2.0

7 1 0
                                    

BAGIAN

2.0

▔▔▔▔▔▔▔▔▔▔▔▔▔▔▔

Tirani

▁▁▁▁▁▁▁▁▁▁▁▁▁▁▁

⋆ u t o p i a l i n g s ⋆

















Wajahmu terlihat berseri seperti matahari yang kembali terbit seusai hujan mendiktator eksistensinya beberapa saat, setelah mendengarkan plan dadakan yang muncul begitu saja di pikiranku. Aku yakin postulat yang sering kamu serukan terhadapku tanpa tahu diri itu akan silam seketika. Memang dari awal aku mempunyai pemikiran yang brilian. Kamu saja yang mengada-ada.

"Cukup menjanjikan juga menggiyurkan tapi aku tetap khawatir. Apa yang akan kita lakukan dengan empat puluh persen itu? Katamu keberhasilan ini hanya sekitar enam puluh persen," ucapmu lalu memeluk kedua lutut lantaran udara malam ini yang dinginnya sudah tidak manusiawi. Apalagi penyejuk ruangan di sini tidak dapat diatur sesuai keinginan karena sudah di-setting pengaturannya oleh penjaga dari luar yang tentunya atas perintah pria tua itu.

Terlalu sering menyebutnya pria tua, aku sampai lupa kalau nama aslinya itu Eze Yelliard. Bergaul denganmu membuatku jadi berani membangkang atasan. Mungkin lain kali aku harus memilih pergaulan walau sebenarnya tidak menyesal.
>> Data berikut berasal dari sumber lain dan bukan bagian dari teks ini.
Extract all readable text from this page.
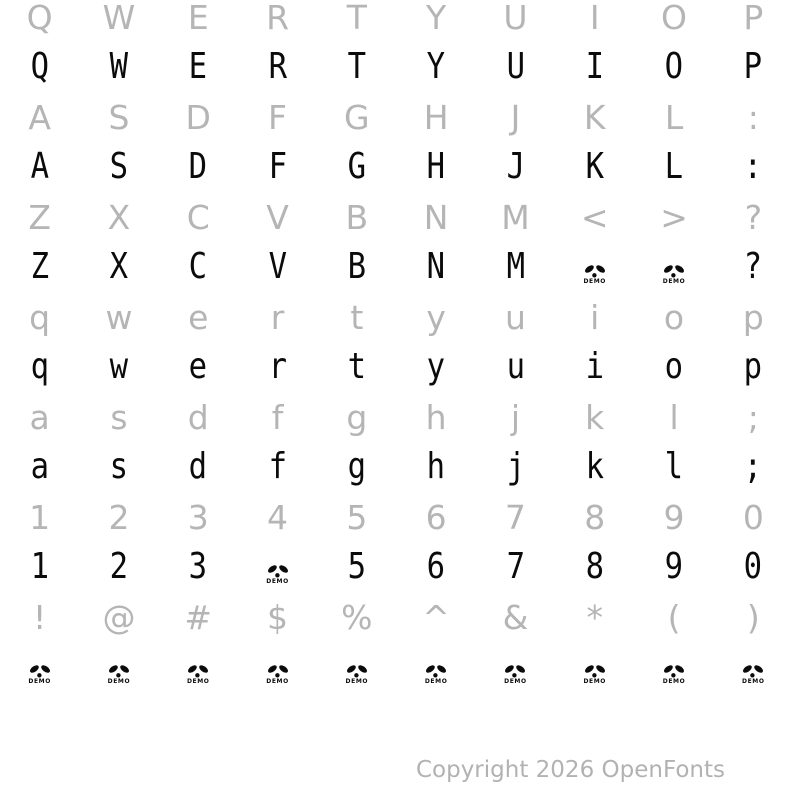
Q W E R T Y U I O P
Q W E R T Y U I O P
A S D F G H J K L :
A S D F G H J K L :
Z X C V B N M < > ?
Z X C V B N M	DEMO	DEMO ?
q w e r t y u i o p
q w e r t y u i o p
a s d f g h j k l ;
a s d f g h j k l ;
1 2 3 4 5 6 7 8 9 0
1 2 3	DEMO 5 6 7 8 9 0
! @ # $ % ^ & * ( )
DEMO	DEMO	DEMO	DEMO	DEMO	DEMO	DEMO	DEMO	DEMO	DEMO
Copyright 2026 OpenFonts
Aku mengambil selimut tebal dari lemari, lalu melemparkannya asal dan mengenai tepat di wajahmu yang sedang menggerutu. "Aku ... sudah menemukan alternatif lain juga. Tapi jangan paksa aku untuk mengatakannya karena ini rahasia. Kalau rencana awal kita gagal nanti baru akan aku beri tau."

Kamu memutar bola mata bosan, tak puas mendengar jawabanku yang tak menjawab pertanyaanmu. Setelahnya, kamu merapikan selimut agar menutup tubuh kecilmu dengan sempurna.

Kalau boleh jujur, aku harap semuanya berjalan sesuai rencana awal. Aku tidak begitu siap dengan alternatif yang aku siapkan. Tanpa menutup mata kalau alternatif itu aku sendiri yang menyiapkannya.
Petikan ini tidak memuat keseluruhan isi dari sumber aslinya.